Au niveau de l’histoire, le Dr Nefarious est mis de côté au profit d’une nouvelle tête, celle de la criminelle Vendra Prog. Au début du jeu, Ratchet est chargé de conduire Vendra en prison, mais cette dernière est libérée par son frère Neftin. Le scénario ne casse évidemment pas trois pattes à un Lombax et n’approfondit peut-être pas la mythologie de la franchise autant qu’on le voudrait, mais il est néanmoins porté par un sympathique duo de vilains. On notera aussi la bonne qualité générale du doublage français. Très soigné graphiquement, les environnements sauvages étant les plus réussis, Nexus affiche des graphismes bien plus détaillés que dans le dernier Ratchet & Clank traditionnel, à savoir A Crack in Time, qui remonte à 2009. La fluidité s’en ressent par moment, d’ailleurs, et comme à chaque fois qu’on lance un jeu PS3 maintenant, les limites de la génération n’arrêtent plus de nous sauter aux yeux et de nous donner envie de brancher une PS4. A noter aussi quelques problèmes de collisions ici et là qui semblent trahir un développement parfois un peu hâtif pour cette sortie automnale. Comme toujours, Clank aura droit à ses propres phases de jeu. Il s’agit cette fois de quelques stages en 2D basés sur la gravité. Etant donné la façon dont ces séquences nous coupent de l’aventure principale, on apprécie surtout qu’elles ne soient pas trop complexes.

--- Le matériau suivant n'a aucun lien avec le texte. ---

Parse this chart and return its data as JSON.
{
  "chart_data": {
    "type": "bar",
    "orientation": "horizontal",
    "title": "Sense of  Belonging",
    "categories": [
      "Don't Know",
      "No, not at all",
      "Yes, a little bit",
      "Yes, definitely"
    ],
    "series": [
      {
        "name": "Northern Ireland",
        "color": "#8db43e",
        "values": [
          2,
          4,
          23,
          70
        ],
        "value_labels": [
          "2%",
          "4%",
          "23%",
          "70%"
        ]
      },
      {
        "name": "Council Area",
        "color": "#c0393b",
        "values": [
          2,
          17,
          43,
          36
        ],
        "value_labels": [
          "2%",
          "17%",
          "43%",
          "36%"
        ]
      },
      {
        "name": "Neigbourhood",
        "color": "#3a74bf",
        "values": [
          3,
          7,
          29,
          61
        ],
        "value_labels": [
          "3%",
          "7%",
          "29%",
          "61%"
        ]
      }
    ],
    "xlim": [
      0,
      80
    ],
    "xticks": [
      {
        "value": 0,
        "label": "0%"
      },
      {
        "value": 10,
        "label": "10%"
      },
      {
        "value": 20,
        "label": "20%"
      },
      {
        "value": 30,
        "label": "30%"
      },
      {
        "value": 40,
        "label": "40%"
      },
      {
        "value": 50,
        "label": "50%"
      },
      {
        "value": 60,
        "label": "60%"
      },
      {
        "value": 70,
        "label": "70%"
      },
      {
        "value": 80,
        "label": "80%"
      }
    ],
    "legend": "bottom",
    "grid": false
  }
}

Conformément à son prix de 30 euros, Nexus affiche une durée de vie proportionnellement réduite de moitié. Disons 6 heures pour terminer l’aventure en ligne droite. Il y a cependant un certain nombre de secrets à trouver pour compléter les planètes à 100% et, bonne surprise, la présence d’un New Game+ permettant de recommencer le jeu en gardant toutes ses armes et en débloquant de nouvelles versions dites Omega. Le rapport densité|prix du jeu est loin d’être malhonnête, mais ça ne veut pas dire que les fans seront tous comblés. Car Ratchet & Clank Nexus, c’est un peu comme être invité par un grand chef pour se faire servir un demi-repas. Alors qu’on nous met sous le nez un jeu aussi efficace qu’amusant et bien rythmé, il est forcément frustrant que Insomniac n’ait pas eu le loisir (ou la volonté) de réaliser un vrai AAA en guise d’au revoir à cette génération, peut-être trop pressé de rejoindre la couche de son nouvel amant, Microsoft. Ecourtée par manque d’ambitions, la conclusion des aventures de Ratchet & Clank sur PS3 ne se fait donc pas sous la forme d’un feu d’artifice. Ceci dit, quand le breuvage a aussi bon goût, on ne le jette pas dans l’évier sous pretexte que le verre n’est qu’à moitié plein.